Date: 2005-02-09 10:53 am (UTC)
From: [identity profile] drpyrojames.livejournal.com
It works by modulating the air flow but not the fuel, so that the heat release of the mixture can be made to vary. Slow the air down a touch and the Fuel Air Ratio (FAR) goes up, the heat release increases and then the the resulting pressure wave from the thermal expansion blasts out the exhaust. Tune the siren in the air flow to get different frequencies. In feedback mode, the pressure wave will feed back up the inlet and slow the air further, giving a bigger increase in FAR and hence bigger pressure waves. The system then collapses and repeats. This gets so noisy that it used to make all the hard drives in the lab vibrate so much that they wouldn't write to disk......

It's really for studying combustion oscillation and vortex shedding processes, but it does sound good. :)

Date: 2005-02-09 11:07 am (UTC)
From: [identity profile] drpyrojames.livejournal.com
Only in the last 10 years or so as lean burn gas turbines starting having oscillation problems. At least, that's as far as I know. We used to have one that ran on kerosene, but I stripped it and modified for methane. Soon to be upgraded to run on methane-hydrogen mix.

I don't know if Einstürzende know about them, but I'm sure they should.

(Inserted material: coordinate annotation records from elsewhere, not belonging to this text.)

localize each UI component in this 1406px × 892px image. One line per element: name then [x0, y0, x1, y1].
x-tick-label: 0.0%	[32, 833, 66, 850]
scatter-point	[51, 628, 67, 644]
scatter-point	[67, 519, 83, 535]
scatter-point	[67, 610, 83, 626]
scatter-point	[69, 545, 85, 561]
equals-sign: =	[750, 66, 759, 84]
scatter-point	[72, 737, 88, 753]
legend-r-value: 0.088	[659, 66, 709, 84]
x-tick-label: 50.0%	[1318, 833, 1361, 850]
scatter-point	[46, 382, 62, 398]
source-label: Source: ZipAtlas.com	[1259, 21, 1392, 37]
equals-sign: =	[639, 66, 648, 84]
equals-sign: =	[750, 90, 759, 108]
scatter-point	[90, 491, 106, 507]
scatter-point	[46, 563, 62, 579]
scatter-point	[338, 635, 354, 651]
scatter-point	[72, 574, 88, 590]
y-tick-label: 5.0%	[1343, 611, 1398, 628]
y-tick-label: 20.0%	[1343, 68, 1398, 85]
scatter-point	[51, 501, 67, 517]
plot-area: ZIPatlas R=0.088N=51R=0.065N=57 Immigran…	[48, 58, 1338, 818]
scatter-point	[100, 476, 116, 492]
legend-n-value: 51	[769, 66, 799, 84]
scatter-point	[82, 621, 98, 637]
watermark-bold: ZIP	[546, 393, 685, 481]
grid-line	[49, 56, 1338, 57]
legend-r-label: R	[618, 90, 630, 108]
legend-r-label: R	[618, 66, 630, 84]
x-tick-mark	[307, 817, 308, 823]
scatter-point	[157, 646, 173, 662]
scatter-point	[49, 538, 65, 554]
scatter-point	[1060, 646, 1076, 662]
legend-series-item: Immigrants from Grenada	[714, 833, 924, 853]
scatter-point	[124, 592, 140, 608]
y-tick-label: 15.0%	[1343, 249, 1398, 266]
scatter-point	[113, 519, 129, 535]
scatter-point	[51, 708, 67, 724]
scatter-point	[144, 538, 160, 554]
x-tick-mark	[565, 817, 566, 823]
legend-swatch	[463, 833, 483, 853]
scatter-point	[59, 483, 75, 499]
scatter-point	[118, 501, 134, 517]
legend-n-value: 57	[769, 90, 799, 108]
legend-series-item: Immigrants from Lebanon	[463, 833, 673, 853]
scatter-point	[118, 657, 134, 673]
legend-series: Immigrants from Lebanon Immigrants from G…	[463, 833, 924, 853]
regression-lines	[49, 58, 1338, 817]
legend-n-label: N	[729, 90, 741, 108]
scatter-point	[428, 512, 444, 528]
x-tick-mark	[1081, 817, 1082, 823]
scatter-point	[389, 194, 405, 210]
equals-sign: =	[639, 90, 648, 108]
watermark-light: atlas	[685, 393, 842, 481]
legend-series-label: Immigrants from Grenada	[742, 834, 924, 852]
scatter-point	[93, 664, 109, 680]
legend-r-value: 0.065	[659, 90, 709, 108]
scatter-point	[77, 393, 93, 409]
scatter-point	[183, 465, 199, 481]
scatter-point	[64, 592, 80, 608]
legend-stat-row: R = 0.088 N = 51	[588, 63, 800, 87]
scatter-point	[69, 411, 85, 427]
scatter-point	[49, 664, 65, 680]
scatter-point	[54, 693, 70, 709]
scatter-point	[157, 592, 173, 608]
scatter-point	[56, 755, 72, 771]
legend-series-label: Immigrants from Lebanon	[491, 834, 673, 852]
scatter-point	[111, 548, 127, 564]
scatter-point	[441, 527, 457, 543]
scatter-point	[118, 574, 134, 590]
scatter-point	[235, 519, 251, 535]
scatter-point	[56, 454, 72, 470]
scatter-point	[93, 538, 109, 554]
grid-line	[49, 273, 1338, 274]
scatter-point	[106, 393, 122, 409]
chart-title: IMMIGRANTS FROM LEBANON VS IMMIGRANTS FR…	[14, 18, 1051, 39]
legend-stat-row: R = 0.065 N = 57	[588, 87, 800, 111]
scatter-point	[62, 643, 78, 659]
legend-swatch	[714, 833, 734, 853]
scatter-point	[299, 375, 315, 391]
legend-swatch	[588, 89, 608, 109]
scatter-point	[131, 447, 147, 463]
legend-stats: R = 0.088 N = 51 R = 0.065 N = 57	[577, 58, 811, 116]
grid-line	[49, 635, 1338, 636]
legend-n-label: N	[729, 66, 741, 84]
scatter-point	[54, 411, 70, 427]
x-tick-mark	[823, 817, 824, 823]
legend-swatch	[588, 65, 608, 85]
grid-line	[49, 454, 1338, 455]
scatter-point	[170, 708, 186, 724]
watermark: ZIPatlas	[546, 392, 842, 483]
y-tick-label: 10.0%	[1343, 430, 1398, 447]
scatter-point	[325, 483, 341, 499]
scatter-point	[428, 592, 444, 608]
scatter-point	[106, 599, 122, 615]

Date: 2005-02-09 12:10 pm (UTC)
From: [identity profile] drpyrojames.livejournal.com
As far as I know it was more a solution for diagnostic to control the vortex shedding and oscillations than an invention for combustors as such. Gas turbine combustors will behave like this simply when run lean. The research step was simply to lock in the experimental frequency to enable easy imaging of the oscillation process.

Date: 2005-02-09 12:04 pm (UTC)
From: [identity profile] drpyrojames.livejournal.com
Hmm. Not quite quiet though, as the heat release is still going to dominate the reduction in the number of molecules and give you an expansion process. You also need to take into account that you need some hydrogen somewhere in the system to make CO burn. High humidity air is usually enough. The idea of an endothermic and reducing reaction would work better I think.